Redbeard shared this synopsis for the episode: In January 1970, America's Simon & Garfunkel followed up the sublime Bookends and its critical and commercial success with an even bigger blockbuster, Bridge Over Troubled Water. Containing no less than four Top Ten hits, there was "Cecilia", "The Boxer", "Baby Driver", the South American folk song translated from the original Spanish "El Condor Pasa", and the award-winning timeless classic "Bridge Over Troubled Water".
Simon & Garfunkel's Bridge Over Troubled Water swept the 1971 Grammy Awards with six, including Album of the Year, Record of the Year, and Song of the Year for the title song. For many years the top-seller in recorded history, this iconic album ranks as #172 on Rolling Stone magazine's "Top 500 Albums of All Time", considerably higher #7 on the BBC's all time list, and has sold more than 25 million copies worldwide.

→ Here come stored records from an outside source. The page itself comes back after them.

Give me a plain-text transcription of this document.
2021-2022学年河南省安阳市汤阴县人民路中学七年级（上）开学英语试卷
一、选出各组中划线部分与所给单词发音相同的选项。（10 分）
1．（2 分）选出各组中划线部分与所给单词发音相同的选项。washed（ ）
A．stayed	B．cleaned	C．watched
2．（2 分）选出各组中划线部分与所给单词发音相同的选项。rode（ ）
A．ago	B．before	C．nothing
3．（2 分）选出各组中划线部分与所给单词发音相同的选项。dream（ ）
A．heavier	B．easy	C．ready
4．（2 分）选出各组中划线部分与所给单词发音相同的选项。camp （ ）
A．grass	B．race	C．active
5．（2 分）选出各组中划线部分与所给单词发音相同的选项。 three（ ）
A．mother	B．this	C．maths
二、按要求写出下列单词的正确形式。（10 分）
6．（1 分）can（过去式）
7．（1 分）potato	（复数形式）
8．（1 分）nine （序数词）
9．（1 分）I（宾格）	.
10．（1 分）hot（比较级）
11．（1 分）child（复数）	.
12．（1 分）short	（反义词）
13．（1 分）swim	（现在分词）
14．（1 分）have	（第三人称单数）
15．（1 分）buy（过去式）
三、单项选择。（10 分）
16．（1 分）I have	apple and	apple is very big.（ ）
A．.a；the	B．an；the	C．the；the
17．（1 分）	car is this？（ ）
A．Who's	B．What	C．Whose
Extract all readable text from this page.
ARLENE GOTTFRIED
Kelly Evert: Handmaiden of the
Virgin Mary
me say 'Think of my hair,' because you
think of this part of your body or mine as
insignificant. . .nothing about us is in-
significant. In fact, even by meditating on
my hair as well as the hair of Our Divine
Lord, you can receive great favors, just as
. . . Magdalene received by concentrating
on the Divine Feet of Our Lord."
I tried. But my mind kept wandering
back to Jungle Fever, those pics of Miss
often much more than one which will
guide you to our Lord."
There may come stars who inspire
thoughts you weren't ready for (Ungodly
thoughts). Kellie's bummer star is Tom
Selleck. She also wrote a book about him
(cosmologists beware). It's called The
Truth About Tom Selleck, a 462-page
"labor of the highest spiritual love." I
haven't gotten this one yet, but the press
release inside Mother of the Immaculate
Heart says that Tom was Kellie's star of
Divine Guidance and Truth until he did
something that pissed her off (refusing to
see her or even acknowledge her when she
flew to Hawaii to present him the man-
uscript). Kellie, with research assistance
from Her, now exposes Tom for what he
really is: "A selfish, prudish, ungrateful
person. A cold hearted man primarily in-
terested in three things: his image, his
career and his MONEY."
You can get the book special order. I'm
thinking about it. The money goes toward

Yet Bridge Over Troubled Water also contained the pithy Paul Simon song "Keep the Customer Satisfied". Even before the proliferation of the internet, Art Garfunkel made this observation to me In the Studio in the early Nineties.
"In the last twenty years we've seen very, very few things that are conceived as NOT commercial enterprises. The truth is that rock'n'roll became a multi-billion business, and businessmen moved in on it," the Columbia PhD (in mathematics!) reminded us. "You have to go back to that innocent time (pre-Woodstock Festival 1969) to get a little more of an innocent thing where music was the emphasis, and the love of a great record was the reason for the existence of many a tune. These were not calculated financial bids to make a profit," Garfunkel stressed. "They were about 'Let's see how great the record can be'. Sure, the kids are gonna buy it, and this is commerce, but somehow that was not the focus. And since then we've seen the whole thing corporatize itself, to the great loss of the spirit of what it could be...When I think of those days (of making Bridge Over Troubled Water), everything was The Record and how wonderful it could be. And the fact that The Beatles were influencing us. I guess the money was not so big as to be intrusive."
Art Garfunkel joined me In The Studio for this very rare classic rock interview marking Simon & Garfunkel Bridge Over Troubled Water's double-nickel anniversary.